A pesar del cambio de estatus legal y político que los procesos de descolonización supusieron para las antiguas colonias occidentales, la hegemonía de las formas ideológicas y culturales occidentales no ha sido alterada de manera significativa. Como afirma Ashis Nandy [1]: “Occidente está ahora en todas partes, dentro y fuera de Occidente: en estructuras y mentes”.

En este punto confluyen las corrientes de pensamiento que denuncian la presencia de una ideología neocolonial y occidentecéntrica fundada, en palabras de Boaventura Santos, en una racionalidad “perezosa, que se considera única, exclusiva, y que no se ejercita lo suficiente como para poder mirar la riqueza inagotable del mundo” [2]. Esta razón colonial es concebida esencialmente como una forma de negación, subordinación o eliminación de la diversidad humana, pues equipara diferencia con deficiencia y confunde diversidad con desigualdad. El resultado es una actitud arrogante caracterizada por la falta de reciprocidad en las relaciones humanas. El colonialismo, desde este enfoque, consiste en “todos los trueques, los intercambios, las relaciones, donde una parte más débil es expropiada de su humanidad” [3], corriendo el riesgo de ser tratada como una propiedad u objeto manipulable. Así, donde la razón colonial penetra, se llevan a cabo dinámicas de deshumanización, incluso sin la presencia de administraciones coloniales.

Estas corrientes comparten el reto de contribuir a descolonizar el pensamiento dando voz a las víctimas del colonialismo y otras formas de dominación. Descolonizar el pensamiento significa luchar contra los diferentes sistemas de opresión y dominación que pretenden imponer una sola forma de pensar, de ser y vivir. Es hacer frente al colonialismo (como negación sistemática de la humanidad) y a sus instrumentos de legitimación (económicos, políticos, mediáticos, académicos, etc.) para construir nuevas relaciones de respeto mutuo, igualdad y solidaridad. Es, en síntesis, dignificar la condición humana en sus más diversas expresiones.
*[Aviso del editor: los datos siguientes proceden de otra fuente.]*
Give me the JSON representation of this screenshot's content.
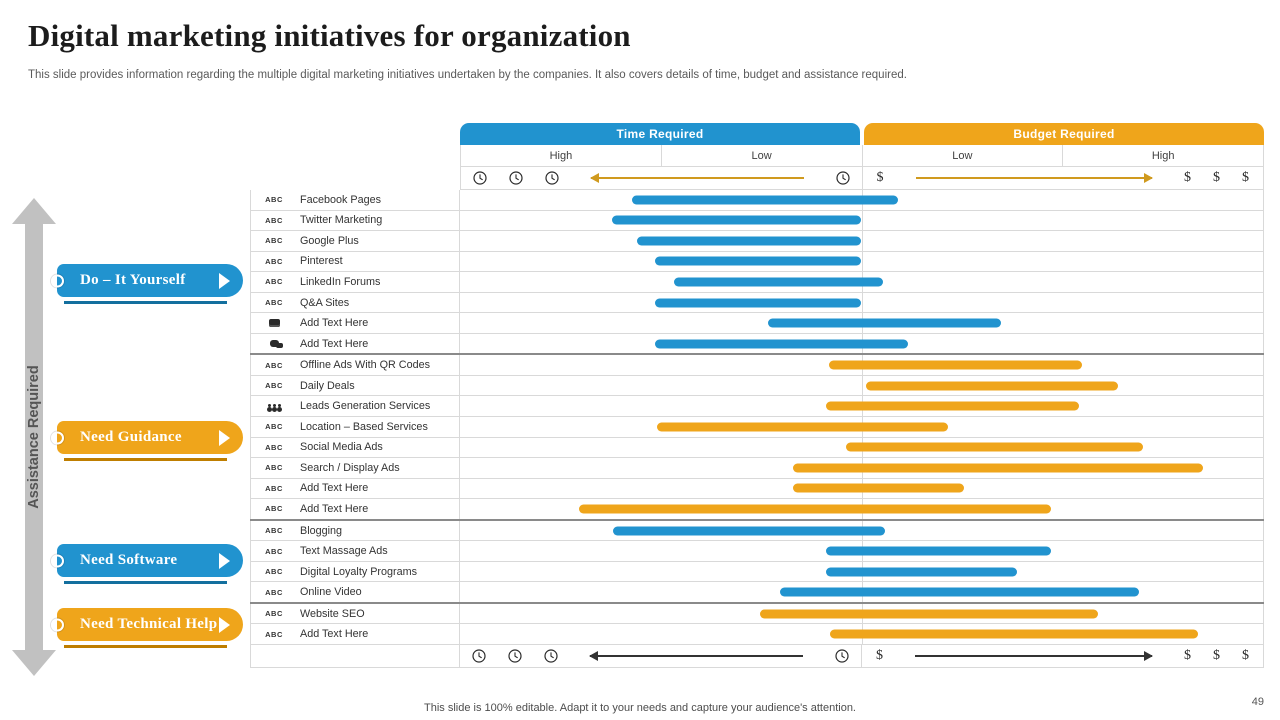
{
  "slide": {
    "title": "Digital marketing initiatives for organization",
    "subtitle": "This slide provides information regarding the multiple digital marketing initiatives undertaken by the companies. It also covers details of time, budget and assistance required.",
    "footer": "This slide is 100% editable. Adapt it to your needs and capture your audience's attention.",
    "page_number": "49"
  },
  "colors": {
    "blue": "#2193CF",
    "orange": "#EFA51B",
    "blue_dark": "#136F9E",
    "orange_dark": "#BF7E00",
    "gold": "#D09A1E",
    "gray_arrow": "#C1C1C1",
    "grid": "#D9D9D9",
    "group_border": "#8A8A8A"
  },
  "assistance_axis": {
    "label": "Assistance Required"
  },
  "icons": {
    "dollar": "$",
    "abc_label": "ABC"
  },
  "legend_pills": [
    {
      "label": "Do – It Yourself",
      "color": "blue"
    },
    {
      "label": "Need Guidance",
      "color": "orange"
    },
    {
      "label": "Need Software",
      "color": "blue"
    },
    {
      "label": "Need Technical Help",
      "color": "orange"
    }
  ],
  "chart_data": {
    "type": "bar",
    "title": "Digital marketing initiatives — time vs budget required",
    "axis_note": "Horizontal stadium bars span a qualitative axis: 0–50% = Time Required (High at left, Low near centre), 50–100% = Budget Required (Low near centre, High at right). start/end are % of full axis width.",
    "legend_position": "left",
    "grid": "row-separators",
    "sections": [
      {
        "label": "Time Required",
        "sub": [
          "High",
          "Low"
        ],
        "color": "#2193CF",
        "axis_icons": "clock",
        "arrow_direction": "left"
      },
      {
        "label": "Budget Required",
        "sub": [
          "Low",
          "High"
        ],
        "color": "#EFA51B",
        "axis_icons": "dollar",
        "arrow_direction": "right"
      }
    ],
    "rows": [
      {
        "icon": "abc",
        "label": "Facebook Pages",
        "group": "Do – It Yourself",
        "color": "blue",
        "start": 21.4,
        "end": 54.5
      },
      {
        "icon": "abc",
        "label": "Twitter Marketing",
        "group": "Do – It Yourself",
        "color": "blue",
        "start": 18.9,
        "end": 50.0
      },
      {
        "icon": "abc",
        "label": "Google Plus",
        "group": "Do – It Yourself",
        "color": "blue",
        "start": 22.0,
        "end": 50.0
      },
      {
        "icon": "abc",
        "label": "Pinterest",
        "group": "Do – It Yourself",
        "color": "blue",
        "start": 24.3,
        "end": 50.0
      },
      {
        "icon": "abc",
        "label": "LinkedIn Forums",
        "group": "Do – It Yourself",
        "color": "blue",
        "start": 26.7,
        "end": 52.7
      },
      {
        "icon": "abc",
        "label": "Q&A  Sites",
        "group": "Do – It Yourself",
        "color": "blue",
        "start": 24.3,
        "end": 50.0
      },
      {
        "icon": "money",
        "label": "Add Text Here",
        "group": "Do – It Yourself",
        "color": "blue",
        "start": 38.3,
        "end": 67.4
      },
      {
        "icon": "chat",
        "label": "Add Text Here",
        "group": "Do – It Yourself",
        "color": "blue",
        "start": 24.3,
        "end": 55.8,
        "group_end": true
      },
      {
        "icon": "abc",
        "label": "Offline Ads  With QR Codes",
        "group": "Need Guidance",
        "color": "orange",
        "start": 46.0,
        "end": 77.4
      },
      {
        "icon": "abc",
        "label": "Daily Deals",
        "group": "Need Guidance",
        "color": "orange",
        "start": 50.5,
        "end": 82.0
      },
      {
        "icon": "people",
        "label": "Leads Generation Services",
        "group": "Need Guidance",
        "color": "orange",
        "start": 45.6,
        "end": 77.1
      },
      {
        "icon": "abc",
        "label": "Location – Based  Services",
        "group": "Need Guidance",
        "color": "orange",
        "start": 24.5,
        "end": 60.8
      },
      {
        "icon": "abc",
        "label": "Social  Media Ads",
        "group": "Need Guidance",
        "color": "orange",
        "start": 48.1,
        "end": 85.1
      },
      {
        "icon": "abc",
        "label": "Search / Display Ads",
        "group": "Need Guidance",
        "color": "orange",
        "start": 41.5,
        "end": 92.5
      },
      {
        "icon": "abc",
        "label": "Add Text Here",
        "group": "Need Guidance",
        "color": "orange",
        "start": 41.5,
        "end": 62.8
      },
      {
        "icon": "abc",
        "label": "Add Text Here",
        "group": "Need Guidance",
        "color": "orange",
        "start": 14.8,
        "end": 73.6,
        "group_end": true
      },
      {
        "icon": "abc",
        "label": "Blogging",
        "group": "Need Software",
        "color": "blue",
        "start": 19.0,
        "end": 52.9
      },
      {
        "icon": "abc",
        "label": "Text  Massage  Ads",
        "group": "Need Software",
        "color": "blue",
        "start": 45.6,
        "end": 73.6
      },
      {
        "icon": "abc",
        "label": "Digital Loyalty Programs",
        "group": "Need Software",
        "color": "blue",
        "start": 45.6,
        "end": 69.4
      },
      {
        "icon": "abc",
        "label": "Online Video",
        "group": "Need Software",
        "color": "blue",
        "start": 39.9,
        "end": 84.6,
        "group_end": true
      },
      {
        "icon": "abc",
        "label": "Website SEO",
        "group": "Need Technical Help",
        "color": "orange",
        "start": 37.4,
        "end": 79.5
      },
      {
        "icon": "abc",
        "label": "Add Text Here",
        "group": "Need Technical Help",
        "color": "orange",
        "start": 46.1,
        "end": 91.9
      }
    ]
  }
}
La democracia representativa liberal ha sido y es una de las instituciones al servicio del colonialismo occidental. Más allá de su afán universalista, se trata de una forma particular e histórica de democracia que despunta en la Europa que proclama el ideario liberal-burgués del progreso, la razón y la emancipación. Fue la modernidad capitalista y liberal la que, tras siglos de desprestigio, recuperó la democracia en su forma representativa para limitar el poder de la monarquía absoluta, combatir los privilegios de las élites nobiliarias y extender el poder político a la burguesía emergente.
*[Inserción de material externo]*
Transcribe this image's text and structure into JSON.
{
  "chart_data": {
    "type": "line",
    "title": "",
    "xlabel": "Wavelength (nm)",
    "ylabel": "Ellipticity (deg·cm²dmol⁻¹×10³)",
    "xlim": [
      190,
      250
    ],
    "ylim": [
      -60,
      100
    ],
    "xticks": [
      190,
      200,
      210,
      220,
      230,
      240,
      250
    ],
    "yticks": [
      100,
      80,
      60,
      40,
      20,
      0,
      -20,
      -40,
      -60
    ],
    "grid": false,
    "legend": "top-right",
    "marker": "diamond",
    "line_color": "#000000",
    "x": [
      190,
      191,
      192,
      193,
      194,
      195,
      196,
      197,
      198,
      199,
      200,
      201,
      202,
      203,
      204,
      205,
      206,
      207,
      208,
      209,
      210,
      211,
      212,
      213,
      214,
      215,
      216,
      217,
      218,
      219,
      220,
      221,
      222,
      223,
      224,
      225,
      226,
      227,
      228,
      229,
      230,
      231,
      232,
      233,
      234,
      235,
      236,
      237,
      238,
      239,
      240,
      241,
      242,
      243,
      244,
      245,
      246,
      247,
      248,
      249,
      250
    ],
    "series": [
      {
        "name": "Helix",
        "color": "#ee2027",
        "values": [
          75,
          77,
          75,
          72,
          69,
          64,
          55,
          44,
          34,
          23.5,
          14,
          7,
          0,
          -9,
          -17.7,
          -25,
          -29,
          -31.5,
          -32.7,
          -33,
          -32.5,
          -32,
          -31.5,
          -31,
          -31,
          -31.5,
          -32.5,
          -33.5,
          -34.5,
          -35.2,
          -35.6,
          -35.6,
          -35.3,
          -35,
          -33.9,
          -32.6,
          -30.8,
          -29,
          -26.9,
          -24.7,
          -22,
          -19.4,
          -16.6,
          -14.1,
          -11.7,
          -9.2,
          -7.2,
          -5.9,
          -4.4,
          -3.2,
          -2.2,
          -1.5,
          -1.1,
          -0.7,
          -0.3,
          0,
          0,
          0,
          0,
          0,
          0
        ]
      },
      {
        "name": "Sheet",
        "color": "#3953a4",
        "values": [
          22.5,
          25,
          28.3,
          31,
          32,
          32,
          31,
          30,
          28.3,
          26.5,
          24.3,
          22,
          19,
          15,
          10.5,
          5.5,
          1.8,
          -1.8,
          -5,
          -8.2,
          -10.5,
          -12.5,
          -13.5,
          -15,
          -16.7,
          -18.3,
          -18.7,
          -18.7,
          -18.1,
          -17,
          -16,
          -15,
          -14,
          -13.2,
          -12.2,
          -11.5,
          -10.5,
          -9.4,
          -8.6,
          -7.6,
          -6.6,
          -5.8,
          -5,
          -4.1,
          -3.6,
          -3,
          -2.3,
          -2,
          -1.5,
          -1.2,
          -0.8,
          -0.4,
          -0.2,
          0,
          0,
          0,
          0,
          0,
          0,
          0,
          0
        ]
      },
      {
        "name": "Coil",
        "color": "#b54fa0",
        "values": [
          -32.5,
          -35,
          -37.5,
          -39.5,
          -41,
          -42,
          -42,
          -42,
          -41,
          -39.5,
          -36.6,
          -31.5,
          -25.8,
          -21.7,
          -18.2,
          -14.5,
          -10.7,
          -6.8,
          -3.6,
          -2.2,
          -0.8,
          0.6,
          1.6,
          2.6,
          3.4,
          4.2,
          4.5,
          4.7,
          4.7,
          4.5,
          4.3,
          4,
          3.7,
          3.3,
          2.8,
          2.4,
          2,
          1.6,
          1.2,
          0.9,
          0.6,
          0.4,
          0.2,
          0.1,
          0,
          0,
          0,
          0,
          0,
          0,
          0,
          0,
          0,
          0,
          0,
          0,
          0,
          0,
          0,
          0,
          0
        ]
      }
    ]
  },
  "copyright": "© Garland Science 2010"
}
Sin embargo, la democracia representativa no fue concebida originariamente como un instrumento para canalizar las aspiraciones populares de orden económico, social y político. El liberalismo se apropió de la representación política como “estrategia de los ricos para asegurar y mantener su propia posición de dominación socioeconómica por medios políticos” [4]. Desde sus orígenes modernos, la democracia representativa estuvo regida por una matriz cultural occidental, individualista, clasista, racista, patriarcal, homófoba, excluyente, competitiva, consumista, explotadora en el empleo y depredadora del medio ambiente. La democracia representativa formaba parte de un modelo civilizatorio que impuso alrededor del mundo el señorío del moderno sujeto blanco, varón, adulto, heterosexual, propietario de bienes, cristiano y padre de familia. Entre los destinatarios de la democracia no figuraban los asalariados, las mujeres, las personas con discapacidad, los pobres, las personas no blancas ni las minorías étnicas y sexuales, grupos considerados inferiores y, en razón de ello, susceptibles de ser cosificados, explotados y silenciados. Este hecho evidencia el carácter colonial de la democracia liberal y del tipo de relaciones que estableció con una multiplicidad de sujetos a los que despolitizó y deshumanizó.
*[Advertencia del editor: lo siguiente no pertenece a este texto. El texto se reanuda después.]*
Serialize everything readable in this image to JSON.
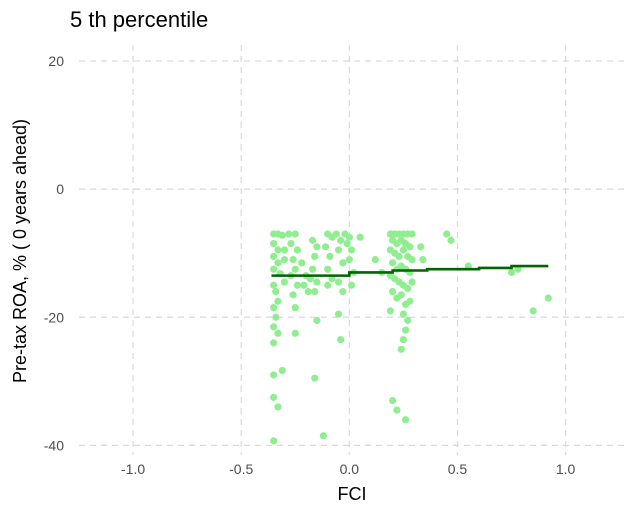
{
  "chart_data": {
    "type": "scatter",
    "title": "5 th percentile",
    "xlabel": "FCI",
    "ylabel": "Pre-tax ROA, % ( 0  years ahead)",
    "xlim": [
      -1.25,
      1.27
    ],
    "ylim": [
      -41.5,
      22.5
    ],
    "xticks": [
      -1.0,
      -0.5,
      0.0,
      0.5,
      1.0
    ],
    "xtick_labels": [
      "-1.0",
      "-0.5",
      "0.0",
      "0.5",
      "1.0"
    ],
    "yticks": [
      20,
      0,
      -20,
      -40
    ],
    "ytick_labels": [
      "20",
      "0",
      "-20",
      "-40"
    ],
    "grid": true,
    "point_color": "#90ee90",
    "line_color": "#006400",
    "points": [
      [
        -0.35,
        -7.0
      ],
      [
        -0.33,
        -7.0
      ],
      [
        -0.31,
        -7.2
      ],
      [
        -0.35,
        -8.5
      ],
      [
        -0.33,
        -9.5
      ],
      [
        -0.35,
        -10.5
      ],
      [
        -0.33,
        -11.5
      ],
      [
        -0.35,
        -12.5
      ],
      [
        -0.32,
        -13.2
      ],
      [
        -0.35,
        -15.0
      ],
      [
        -0.34,
        -16.0
      ],
      [
        -0.33,
        -17.5
      ],
      [
        -0.35,
        -18.5
      ],
      [
        -0.34,
        -20.0
      ],
      [
        -0.35,
        -21.5
      ],
      [
        -0.33,
        -22.5
      ],
      [
        -0.35,
        -24.0
      ],
      [
        -0.35,
        -29.0
      ],
      [
        -0.31,
        -28.3
      ],
      [
        -0.35,
        -32.5
      ],
      [
        -0.33,
        -34.0
      ],
      [
        -0.35,
        -39.3
      ],
      [
        -0.3,
        -9.5
      ],
      [
        -0.3,
        -11.0
      ],
      [
        -0.3,
        -14.5
      ],
      [
        -0.28,
        -7.0
      ],
      [
        -0.25,
        -7.0
      ],
      [
        -0.27,
        -8.5
      ],
      [
        -0.24,
        -9.5
      ],
      [
        -0.26,
        -11.0
      ],
      [
        -0.25,
        -12.5
      ],
      [
        -0.27,
        -13.5
      ],
      [
        -0.24,
        -15.0
      ],
      [
        -0.26,
        -16.5
      ],
      [
        -0.25,
        -18.5
      ],
      [
        -0.25,
        -22.5
      ],
      [
        -0.22,
        -11.5
      ],
      [
        -0.2,
        -13.5
      ],
      [
        -0.18,
        -14.0
      ],
      [
        -0.21,
        -15.0
      ],
      [
        -0.19,
        -16.0
      ],
      [
        -0.17,
        -8.0
      ],
      [
        -0.15,
        -9.0
      ],
      [
        -0.16,
        -10.5
      ],
      [
        -0.17,
        -12.5
      ],
      [
        -0.15,
        -14.5
      ],
      [
        -0.16,
        -16.0
      ],
      [
        -0.15,
        -20.5
      ],
      [
        -0.16,
        -29.5
      ],
      [
        -0.12,
        -38.5
      ],
      [
        -0.1,
        -7.0
      ],
      [
        -0.08,
        -7.5
      ],
      [
        -0.11,
        -9.0
      ],
      [
        -0.09,
        -10.5
      ],
      [
        -0.1,
        -12.5
      ],
      [
        -0.08,
        -14.0
      ],
      [
        -0.1,
        -15.0
      ],
      [
        -0.06,
        -7.0
      ],
      [
        -0.04,
        -8.0
      ],
      [
        -0.05,
        -9.5
      ],
      [
        -0.03,
        -11.5
      ],
      [
        -0.05,
        -14.5
      ],
      [
        -0.03,
        -16.0
      ],
      [
        -0.05,
        -19.5
      ],
      [
        -0.04,
        -23.5
      ],
      [
        -0.02,
        -7.0
      ],
      [
        0.0,
        -7.5
      ],
      [
        -0.01,
        -8.5
      ],
      [
        0.01,
        -9.5
      ],
      [
        0.0,
        -11.0
      ],
      [
        0.02,
        -13.0
      ],
      [
        0.01,
        -15.0
      ],
      [
        0.05,
        -7.5
      ],
      [
        0.12,
        -11.0
      ],
      [
        0.15,
        -13.0
      ],
      [
        0.19,
        -7.0
      ],
      [
        0.21,
        -7.0
      ],
      [
        0.23,
        -7.0
      ],
      [
        0.25,
        -7.0
      ],
      [
        0.27,
        -7.0
      ],
      [
        0.29,
        -7.0
      ],
      [
        0.2,
        -8.0
      ],
      [
        0.22,
        -8.5
      ],
      [
        0.24,
        -8.0
      ],
      [
        0.26,
        -8.5
      ],
      [
        0.28,
        -9.0
      ],
      [
        0.19,
        -9.5
      ],
      [
        0.21,
        -10.0
      ],
      [
        0.23,
        -10.5
      ],
      [
        0.25,
        -9.5
      ],
      [
        0.27,
        -10.5
      ],
      [
        0.29,
        -11.0
      ],
      [
        0.2,
        -11.5
      ],
      [
        0.22,
        -12.5
      ],
      [
        0.24,
        -12.0
      ],
      [
        0.26,
        -12.5
      ],
      [
        0.28,
        -13.0
      ],
      [
        0.19,
        -13.5
      ],
      [
        0.21,
        -14.0
      ],
      [
        0.23,
        -14.5
      ],
      [
        0.25,
        -15.0
      ],
      [
        0.27,
        -15.5
      ],
      [
        0.29,
        -14.5
      ],
      [
        0.2,
        -16.0
      ],
      [
        0.22,
        -17.0
      ],
      [
        0.24,
        -16.5
      ],
      [
        0.26,
        -18.0
      ],
      [
        0.28,
        -17.5
      ],
      [
        0.19,
        -19.0
      ],
      [
        0.25,
        -19.5
      ],
      [
        0.27,
        -20.5
      ],
      [
        0.26,
        -22.0
      ],
      [
        0.25,
        -23.5
      ],
      [
        0.24,
        -25.0
      ],
      [
        0.2,
        -33.0
      ],
      [
        0.22,
        -34.5
      ],
      [
        0.26,
        -36.0
      ],
      [
        0.33,
        -9.0
      ],
      [
        0.34,
        -11.0
      ],
      [
        0.45,
        -7.0
      ],
      [
        0.47,
        -8.0
      ],
      [
        0.55,
        -12.0
      ],
      [
        0.78,
        -12.5
      ],
      [
        0.75,
        -13.0
      ],
      [
        0.85,
        -19.0
      ],
      [
        0.92,
        -17.0
      ]
    ],
    "fit_steps": [
      [
        -0.36,
        0.0,
        -13.5
      ],
      [
        0.0,
        0.2,
        -13.0
      ],
      [
        0.2,
        0.36,
        -12.7
      ],
      [
        0.36,
        0.6,
        -12.5
      ],
      [
        0.6,
        0.75,
        -12.3
      ],
      [
        0.75,
        0.92,
        -12.0
      ]
    ]
  }
}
La dimensión colonial de la democracia liberal permanece todavía en sus conceptos, valores y usos históricos. He aquí algunos ejemplos: 1) la hegemonía política, social y académica de modelos de democracia representativa, elitista y formal creados en Europa y Estados Unidos y presentados al mundo como espejos de democracia en los que mirarse. La autopercepción de Occidente como espejo de democracia oculta la naturalización y globalización de un canon democrático que toma como base la experiencia política de cuatro países occidentales: Francia, Inglaterra, Holanda y Estados Unidos. 2) El descrédito de concepciones y prácticas de democracia que no hablan el lenguaje de la democracia representativa: formas participativas, deliberativas y comunitarias que interpelan directamente a la monocultura de la representación. 3) Las estrategias eufemísticamente llamadas de “promoción internacional” de la democracia liberal (guerras preventivas, misiones de “paz”, etc.), que supeditan los anhelos populares de transformación económica, política y social de los países intervenidos a un modelo de democracia considerado innato y universal y que responde, en la práctica, a los imperativos e intereses de la globalización neoliberal. 4) La presencia renovada en Europa de una Herrenvolk Demokratie (la democracia del pueblo de los señores). Aunque este concepto se introdujo en referencia a determinados regímenes segregacionistas, como el de la Sudáfrica del apartheid, donde minorías blancas se proclamaron señoras de la mayoría negra, permite describir la actual apropiación neoliberal de la democracia representativa. Vivimos en democracias electorales que, a pesar de reconocer formalmente la igualdad jurídica y política de sus ciudadanos, son compatibles con reglas salvajes que aseguran el dominio de élites políticas y económicas neocoloniales. Es la “democracia” de los señores de la globalización y del dinero, cada vez más agresiva, arrogante y excluyente. La democracia se ha convertido en su instrumento de ataque, en un espejo de las antiguas sociedades coloniales reproducidas hoy en el sur de Europa, donde es utilizada para establecer grados de inhumanidad que abarcan más y más gente: parados, pensionistas, funcionarios, familias desahuciadas, enfermos sin urgencias, estudiantes, inmigrantes, estafados por las preferentes, etc.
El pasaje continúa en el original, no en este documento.